A Practical Checklist for Founders Evaluating an AI-Built Healthcare MVP
If you already have a build and you’re trying to figure out whether it can survive procurement, these are the questions to ask in order. Each one is a binary — “we’ll add that later” is a no.
- Is there a written data flow map showing every place PHI is stored, transmitted, or processed?
- Is there an executed BAA with the cloud provider, naming the specific services in use?
- Is there a BAA with every third-party service that receives, transmits, or processes PHI — including any LLM API, error tracker, analytics tool, or email provider?
- Is PHI encrypted at rest using AES-256 or equivalent, with documented key management?
- Is PHI encrypted in transit using TLS 1.2+ end to end, including between internal services?
- Does every PHI-touching table have audit columns (created/updated timestamps, user IDs, tenant scope)?
- Is there application-level audit logging of every PHI access, write, and authentication event, retained immutably for at least six years?
- Is access enforced by role at the API layer, with documented role definitions and minimum-necessary access?
- Is there a written risk analysis specific to this system?
- Is there a documented incident response and breach notification procedure that meets the 60-day notification window?
If you’re at three or fewer yeses, you don’t have an MVP. You have a prototype that needs to be rebuilt before it touches a real patient record.
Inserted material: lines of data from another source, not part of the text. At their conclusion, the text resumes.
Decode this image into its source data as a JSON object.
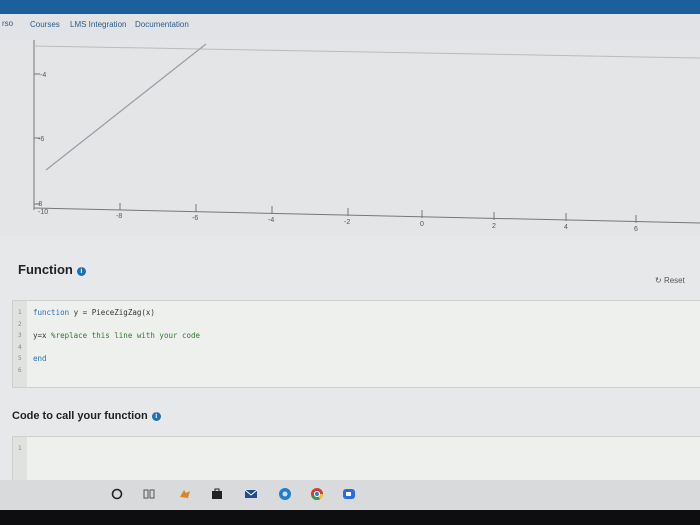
{
  "nav": {
    "logo_fragment": "rso",
    "items": [
      "Courses",
      "LMS Integration",
      "Documentation"
    ]
  },
  "plot": {
    "y_ticks": [
      "-4",
      "-6",
      "-8"
    ],
    "x_ticks": [
      "-10",
      "-8",
      "-6",
      "-4",
      "-2",
      "0",
      "2",
      "4",
      "6"
    ]
  },
  "function_section": {
    "title": "Function",
    "reset_label": "Reset",
    "line_numbers": [
      "1",
      "2",
      "3",
      "4",
      "5",
      "6"
    ],
    "code": {
      "line1_kw": "function",
      "line1_rest": " y = PieceZigZag(x)",
      "line3_code": "y=x",
      "line3_comment": " %replace this line with your code",
      "line5_kw": "end"
    }
  },
  "call_section": {
    "title": "Code to call your function",
    "line_numbers": [
      "1"
    ]
  },
  "colors": {
    "accent": "#1c5f9e",
    "keyword": "#2a6bbf",
    "comment": "#2f7a2f"
  }
}
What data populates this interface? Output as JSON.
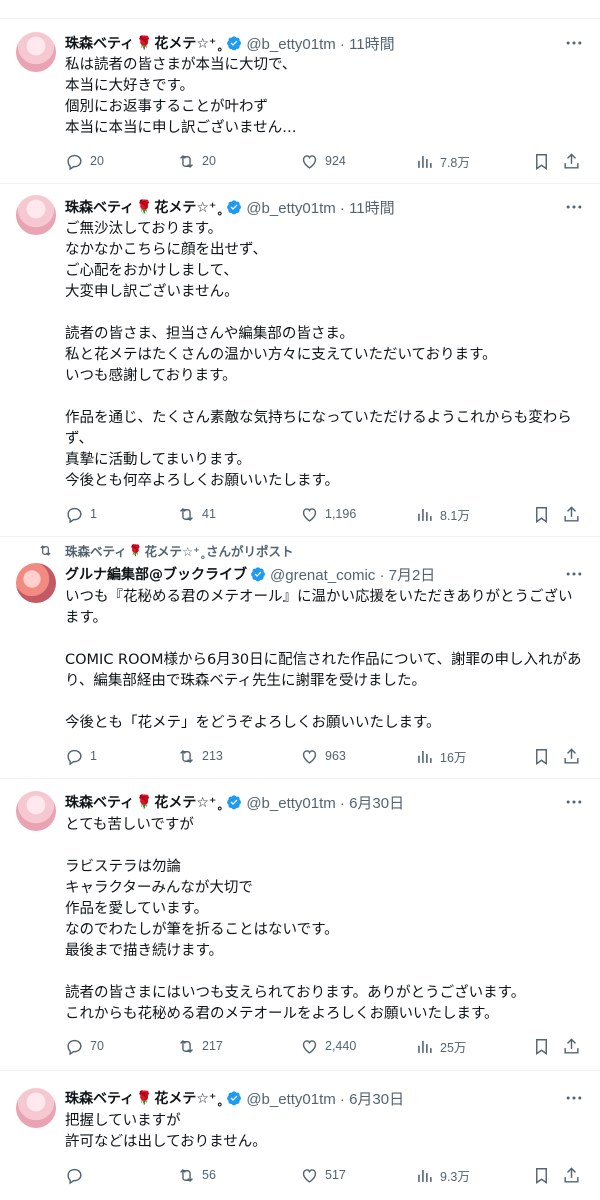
{
  "accent": "#1d9bf0",
  "tweets": [
    {
      "display_name": "珠森ベティ",
      "name_suffix": "花メテ☆⁺˳",
      "handle": "@b_etty01tm · 11時間",
      "text": "私は読者の皆さまが本当に大切で、\n本当に大好きです。\n個別にお返事することが叶わず\n本当に本当に申し訳ございません…",
      "replies": "20",
      "retweets": "20",
      "likes": "924",
      "views": "7.8万"
    },
    {
      "display_name": "珠森ベティ",
      "name_suffix": "花メテ☆⁺˳",
      "handle": "@b_etty01tm · 11時間",
      "text": "ご無沙汰しております。\nなかなかこちらに顔を出せず、\nご心配をおかけしまして、\n大変申し訳ございません。\n\n読者の皆さま、担当さんや編集部の皆さま。\n私と花メテはたくさんの温かい方々に支えていただいております。\nいつも感謝しております。\n\n作品を通じ、たくさん素敵な気持ちになっていただけるようこれからも変わらず、\n真摯に活動してまいります。\n今後とも何卒よろしくお願いいたします。",
      "replies": "1",
      "retweets": "41",
      "likes": "1,196",
      "views": "8.1万"
    },
    {
      "repost_by": "珠森ベティ",
      "repost_suffix": "花メテ☆⁺˳さんがリポスト",
      "display_name": "グルナ編集部@ブックライブ",
      "name_suffix": "",
      "handle": "@grenat_comic · 7月2日",
      "text": "いつも『花秘める君のメテオール』に温かい応援をいただきありがとうございます。\n\nCOMIC ROOM様から6月30日に配信された作品について、謝罪の申し入れがあり、編集部経由で珠森ベティ先生に謝罪を受けました。\n\n今後とも「花メテ」をどうぞよろしくお願いいたします。",
      "replies": "1",
      "retweets": "213",
      "likes": "963",
      "views": "16万"
    },
    {
      "display_name": "珠森ベティ",
      "name_suffix": "花メテ☆⁺˳",
      "handle": "@b_etty01tm · 6月30日",
      "text": "とても苦しいですが\n\nラビステラは勿論\nキャラクターみんなが大切で\n作品を愛しています。\nなのでわたしが筆を折ることはないです。\n最後まで描き続けます。\n\n読者の皆さまにはいつも支えられております。ありがとうございます。\nこれからも花秘める君のメテオールをよろしくお願いいたします。",
      "replies": "70",
      "retweets": "217",
      "likes": "2,440",
      "views": "25万"
    },
    {
      "display_name": "珠森ベティ",
      "name_suffix": "花メテ☆⁺˳",
      "handle": "@b_etty01tm · 6月30日",
      "text": "把握していますが\n許可などは出しておりません。",
      "replies": "",
      "retweets": "56",
      "likes": "517",
      "views": "9.3万"
    }
  ]
}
That’s not a disaster — it’s a much smaller disaster if you find out now than if you find out in a procurement questionnaire from a clinic that was about to be your first customer.
If you’re building in healthcare, fintech, defense, or any other space where the first real customer’s procurement team will ask for evidence of controls, the architectural decisions are the compliance decisions. They get made in week one whether you’re paying attention or not. The only choice is whether you make them deliberately.
This article is provided for informational purposes only and does not constitute legal advice. Healthcare technology founders with specific questions about HIPAA compliance program design, BAA requirements, or security architecture should consult qualified legal and technical counsel.